Linking to a video file from the frontpage of /.?
Wowzers! Methinks flaming shards of this server will be moving - autonomously - at 9 ft/sec very shortly...
[/bad joke]
The key to this particular competition seems to be the size and weight limits on the cars. This is a contest for little RC-style cars. The technology exists to go much faster, but not in this form factor.
Surprise surprise, the site is dead now...
It would be interesting to take one those cars (with the electronics still on for weight fairness etc), install some RC gear, and see who's faster.
I suspect that the human would still be the better driver/faster at the moment. Also, a human driver can navigate traffic. These guys look like they might have a hard time in a race with other cars ;)
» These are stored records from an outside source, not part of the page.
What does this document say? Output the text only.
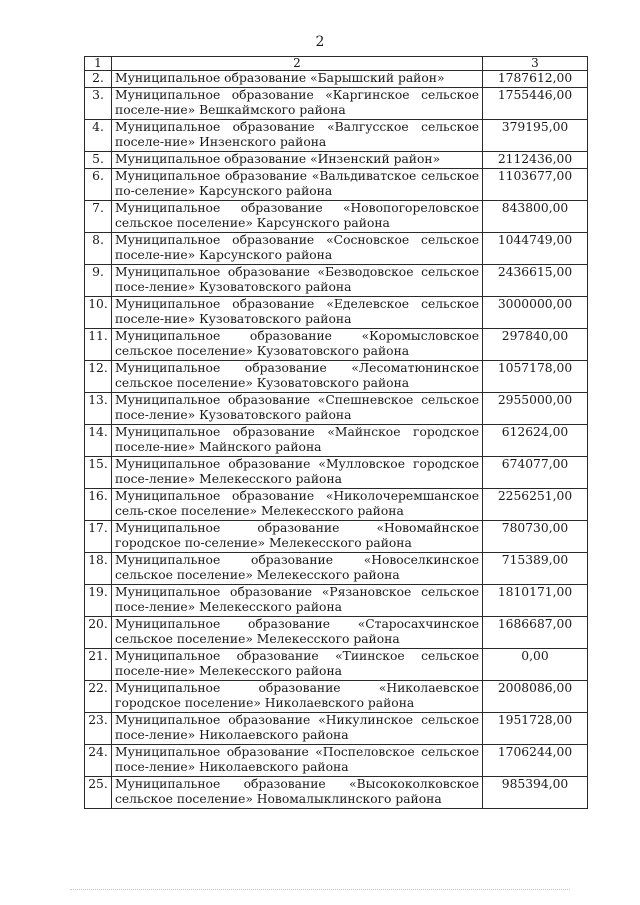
2
1	2	3
2.	Муниципальное образование «Барышский район»	1787612,00
3.	Муниципальное образование «Каргинское сельское поселе-ние» Вешкаймского района	1755446,00
4.	Муниципальное образование «Валгусское сельское поселе-ние» Инзенского района	379195,00
5.	Муниципальное образование «Инзенский район»	2112436,00
6.	Муниципальное образование «Вальдиватское сельское по-селение» Карсунского района	1103677,00
7.	Муниципальное образование «Новопогореловское сельское поселение» Карсунского района	843800,00
8.	Муниципальное образование «Сосновское сельское поселе-ние» Карсунского района	1044749,00
9.	Муниципальное образование «Безводовское сельское посе-ление» Кузоватовского района	2436615,00
10.	Муниципальное образование «Еделевское сельское поселе-ние» Кузоватовского района	3000000,00
11.	Муниципальное образование «Коромысловское сельское поселение» Кузоватовского района	297840,00
12.	Муниципальное образование «Лесоматюнинское сельское поселение» Кузоватовского района	1057178,00
13.	Муниципальное образование «Спешневское сельское посе-ление» Кузоватовского района	2955000,00
14.	Муниципальное образование «Майнское городское поселе-ние» Майнского района	612624,00
15.	Муниципальное образование «Мулловское городское посе-ление» Мелекесского района	674077,00
16.	Муниципальное образование «Николочеремшанское сель-ское поселение» Мелекесского района	2256251,00
17.	Муниципальное образование «Новомайнское городское по-селение» Мелекесского района	780730,00
18.	Муниципальное образование «Новоселкинское сельское поселение» Мелекесского района	715389,00
19.	Муниципальное образование «Рязановское сельское посе-ление» Мелекесского района	1810171,00
20.	Муниципальное образование «Старосахчинское сельское поселение» Мелекесского района	1686687,00
21.	Муниципальное образование «Тиинское сельское поселе-ние» Мелекесского района	0,00
22.	Муниципальное образование «Николаевское городское поселение» Николаевского района	2008086,00
23.	Муниципальное образование «Никулинское сельское посе-ление» Николаевского района	1951728,00
24.	Муниципальное образование «Поспеловское сельское посе-ление» Николаевского района	1706244,00
25.	Муниципальное образование «Высококолковское сельское поселение» Новомалыклинского района	985394,00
this might give me the skills to leave the B-mains and hit the A-mains. Assuming they let me tape their ozite carpet. :p
There are 5280 ft in a mile, 3600 seconds in an hour *9 = 32400 FPH /5280 = 6.136...MPH
Why even post iit in FPS when you know almost every person that reads it will have to do the math, why don't you just give it in nanometers per light year and let us go from there?
Saying Java is nice because it works on all OS's is like saying that anal sex is nice because it works on all genders.
It's my opinion that autopilot for your car is an inevitable development. It will become the only way to keep highways scaling. Adding more lanes to add capacity works to a point, but doesn't work forever. I don't think it's feasable to expect a human to navigate a twenty or thirty lane highway. And the density of traffic which an existing highway can carry is limited by the poor driving ability of humans.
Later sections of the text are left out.